The focus of reading alongside English lessons is for enjoyment. Pupils are encouraged to choose books that encourage their own specialist interests. 

The teaching of phonics at The Windmill School is set in the wider context of the literacy framework. 

Many of our pupils are excellent decoders can work out the sounds and spellings of words. But they are not so strong at comprehension or understanding. The development of reading is a high priority for our school. We are mindful of the impact of the very different social communication profiles our autistic learners and their preference for predictability within learning. 

Phonics

The majority of our pupils are competent readers and have a love of reading. In many cases our pupils have progressed through learning phonological strategies, therefore our teaching of phonics is individualised to our pupils needs.

This link may be helpful for parents to understand phonics https://home.oxfordowl.co.uk/reading/phonics/.

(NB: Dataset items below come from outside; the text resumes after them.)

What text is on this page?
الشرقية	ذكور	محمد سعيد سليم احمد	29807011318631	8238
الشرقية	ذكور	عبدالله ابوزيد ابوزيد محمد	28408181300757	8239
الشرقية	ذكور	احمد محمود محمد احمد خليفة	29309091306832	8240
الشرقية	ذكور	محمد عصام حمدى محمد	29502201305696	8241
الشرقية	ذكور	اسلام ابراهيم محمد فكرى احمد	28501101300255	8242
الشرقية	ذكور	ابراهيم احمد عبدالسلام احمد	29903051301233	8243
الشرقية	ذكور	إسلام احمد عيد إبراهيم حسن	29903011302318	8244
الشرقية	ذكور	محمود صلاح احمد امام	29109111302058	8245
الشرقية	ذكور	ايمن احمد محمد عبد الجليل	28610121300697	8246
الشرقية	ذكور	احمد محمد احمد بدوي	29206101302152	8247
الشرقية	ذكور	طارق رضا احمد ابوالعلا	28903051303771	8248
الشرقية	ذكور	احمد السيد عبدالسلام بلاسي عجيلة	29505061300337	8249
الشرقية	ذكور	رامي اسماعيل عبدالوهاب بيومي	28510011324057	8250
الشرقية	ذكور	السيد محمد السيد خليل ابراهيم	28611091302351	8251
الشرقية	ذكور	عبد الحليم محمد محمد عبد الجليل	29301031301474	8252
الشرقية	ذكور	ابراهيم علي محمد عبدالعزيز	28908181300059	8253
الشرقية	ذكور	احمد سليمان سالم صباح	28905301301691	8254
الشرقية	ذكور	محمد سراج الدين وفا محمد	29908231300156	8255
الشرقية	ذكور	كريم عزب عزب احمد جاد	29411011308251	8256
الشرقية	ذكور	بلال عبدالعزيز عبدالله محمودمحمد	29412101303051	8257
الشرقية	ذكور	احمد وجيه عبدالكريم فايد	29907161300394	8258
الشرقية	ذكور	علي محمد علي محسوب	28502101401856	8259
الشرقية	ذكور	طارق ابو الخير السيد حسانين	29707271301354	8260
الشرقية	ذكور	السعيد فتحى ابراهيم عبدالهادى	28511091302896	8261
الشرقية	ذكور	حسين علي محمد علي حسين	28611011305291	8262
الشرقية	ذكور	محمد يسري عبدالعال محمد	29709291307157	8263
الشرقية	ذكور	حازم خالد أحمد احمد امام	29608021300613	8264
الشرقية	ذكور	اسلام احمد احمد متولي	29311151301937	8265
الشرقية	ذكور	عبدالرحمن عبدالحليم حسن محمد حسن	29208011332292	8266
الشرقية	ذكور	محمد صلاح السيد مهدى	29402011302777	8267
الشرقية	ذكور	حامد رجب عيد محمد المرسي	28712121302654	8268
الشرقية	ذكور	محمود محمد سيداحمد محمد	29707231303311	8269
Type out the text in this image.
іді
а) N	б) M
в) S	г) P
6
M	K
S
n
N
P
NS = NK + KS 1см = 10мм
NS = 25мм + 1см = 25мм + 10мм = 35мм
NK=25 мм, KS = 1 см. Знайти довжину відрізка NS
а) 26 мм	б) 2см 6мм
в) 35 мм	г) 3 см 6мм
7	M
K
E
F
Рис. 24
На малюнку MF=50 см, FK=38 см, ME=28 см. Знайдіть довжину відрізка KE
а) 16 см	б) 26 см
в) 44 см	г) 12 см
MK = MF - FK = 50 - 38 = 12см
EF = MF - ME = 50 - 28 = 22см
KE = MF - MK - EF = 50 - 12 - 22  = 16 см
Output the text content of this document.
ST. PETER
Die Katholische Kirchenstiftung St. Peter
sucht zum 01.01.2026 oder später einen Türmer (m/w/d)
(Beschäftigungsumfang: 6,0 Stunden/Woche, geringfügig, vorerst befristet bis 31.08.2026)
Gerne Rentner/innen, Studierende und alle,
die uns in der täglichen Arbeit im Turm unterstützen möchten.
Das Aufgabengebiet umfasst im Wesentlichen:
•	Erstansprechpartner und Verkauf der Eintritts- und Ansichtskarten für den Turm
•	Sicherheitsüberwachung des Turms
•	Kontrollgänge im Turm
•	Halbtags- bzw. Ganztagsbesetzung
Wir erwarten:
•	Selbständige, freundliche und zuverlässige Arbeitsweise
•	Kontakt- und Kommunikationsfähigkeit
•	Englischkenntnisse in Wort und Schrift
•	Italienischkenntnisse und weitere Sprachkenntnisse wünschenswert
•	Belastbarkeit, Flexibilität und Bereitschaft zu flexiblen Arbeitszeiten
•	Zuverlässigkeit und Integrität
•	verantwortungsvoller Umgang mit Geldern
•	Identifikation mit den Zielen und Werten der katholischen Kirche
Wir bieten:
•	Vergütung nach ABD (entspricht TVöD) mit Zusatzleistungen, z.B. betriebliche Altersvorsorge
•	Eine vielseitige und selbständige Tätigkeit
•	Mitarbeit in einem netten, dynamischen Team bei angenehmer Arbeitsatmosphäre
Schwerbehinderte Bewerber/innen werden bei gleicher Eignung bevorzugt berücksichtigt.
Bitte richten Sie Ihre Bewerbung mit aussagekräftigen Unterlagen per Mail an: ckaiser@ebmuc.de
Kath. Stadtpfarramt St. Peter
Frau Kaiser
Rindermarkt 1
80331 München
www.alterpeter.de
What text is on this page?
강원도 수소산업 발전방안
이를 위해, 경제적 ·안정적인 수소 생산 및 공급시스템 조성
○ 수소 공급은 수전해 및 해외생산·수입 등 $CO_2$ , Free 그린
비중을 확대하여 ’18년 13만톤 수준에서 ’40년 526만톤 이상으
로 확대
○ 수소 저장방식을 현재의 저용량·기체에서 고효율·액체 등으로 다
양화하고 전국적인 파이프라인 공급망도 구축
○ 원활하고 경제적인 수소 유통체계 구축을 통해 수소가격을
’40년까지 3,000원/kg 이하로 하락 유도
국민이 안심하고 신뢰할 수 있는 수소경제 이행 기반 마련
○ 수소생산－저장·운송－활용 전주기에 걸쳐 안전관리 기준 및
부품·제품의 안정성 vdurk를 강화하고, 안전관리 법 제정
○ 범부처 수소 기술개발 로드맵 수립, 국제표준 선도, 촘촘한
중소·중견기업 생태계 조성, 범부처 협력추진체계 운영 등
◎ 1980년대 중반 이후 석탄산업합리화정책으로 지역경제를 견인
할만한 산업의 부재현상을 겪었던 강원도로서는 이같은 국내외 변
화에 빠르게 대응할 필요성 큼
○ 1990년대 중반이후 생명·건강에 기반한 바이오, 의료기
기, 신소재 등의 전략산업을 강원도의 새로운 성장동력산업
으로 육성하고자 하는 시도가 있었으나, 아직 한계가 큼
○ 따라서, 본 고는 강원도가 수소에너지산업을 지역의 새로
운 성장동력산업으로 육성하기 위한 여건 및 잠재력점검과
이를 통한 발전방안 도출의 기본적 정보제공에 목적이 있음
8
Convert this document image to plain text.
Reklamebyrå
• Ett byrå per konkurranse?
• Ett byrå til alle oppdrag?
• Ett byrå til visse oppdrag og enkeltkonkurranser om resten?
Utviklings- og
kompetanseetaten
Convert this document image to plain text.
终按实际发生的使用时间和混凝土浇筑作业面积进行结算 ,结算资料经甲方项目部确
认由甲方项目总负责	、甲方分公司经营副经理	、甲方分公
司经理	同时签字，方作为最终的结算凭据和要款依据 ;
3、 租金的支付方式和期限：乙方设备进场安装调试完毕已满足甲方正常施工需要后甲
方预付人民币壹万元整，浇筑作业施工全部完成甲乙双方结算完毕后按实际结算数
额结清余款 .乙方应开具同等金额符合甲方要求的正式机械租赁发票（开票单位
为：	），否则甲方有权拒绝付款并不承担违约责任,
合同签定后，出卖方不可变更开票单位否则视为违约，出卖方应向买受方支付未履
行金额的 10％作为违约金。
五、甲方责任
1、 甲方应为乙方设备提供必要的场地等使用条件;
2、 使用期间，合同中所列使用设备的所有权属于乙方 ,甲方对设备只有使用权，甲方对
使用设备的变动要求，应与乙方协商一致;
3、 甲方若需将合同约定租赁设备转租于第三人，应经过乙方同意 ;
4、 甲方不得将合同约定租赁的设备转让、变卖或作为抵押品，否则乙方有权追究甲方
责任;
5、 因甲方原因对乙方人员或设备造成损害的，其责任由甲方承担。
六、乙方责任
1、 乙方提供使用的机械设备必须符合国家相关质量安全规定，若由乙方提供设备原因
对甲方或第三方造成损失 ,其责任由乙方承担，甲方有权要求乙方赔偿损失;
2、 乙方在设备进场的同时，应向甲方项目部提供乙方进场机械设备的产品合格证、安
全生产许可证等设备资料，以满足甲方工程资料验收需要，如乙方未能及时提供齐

The learning style for autistic children is more visual than auditory based so they tend to learn whole words visually. For some children a phonics program is highly effective in enabling them to master the skill of decoding. This provides them with a strategy to read unknown words. However, for others including autistic pupils the approach is less effective.

Lessons are always structured around key texts, including novels, plays and poetry. These are carefully chosen to excite and motivate, giving our pupils opportunities to develop their reading skills and inspire their creativity. We encourage reading for pleasure, guided reading sessions take place in the class during structured English/ Literacy sessions and timetabled library lessons offer further opportunity for assessment. 

Our curriculum for English covers all areas of the National Curriculum (Speaking and Listening, Reading, Writing) and autism specific methodologies to support autistic learning styles include inference strategies (reading for meaning and cartoon conversations to support the development of comprehension. 

We plan our progression within the curriculum by year group and will blend goals from mixed year groups in class planning where we have mixed age and mixed ability groups. Below is an example of objectives for Key Stage 1 either Y1 or Y2.

We assess reading against our academic assessment system Connecting Steps and staff record progress against the progression steps that offer a more suitable way to record progress given the peaks and dips in our pupils learning profile.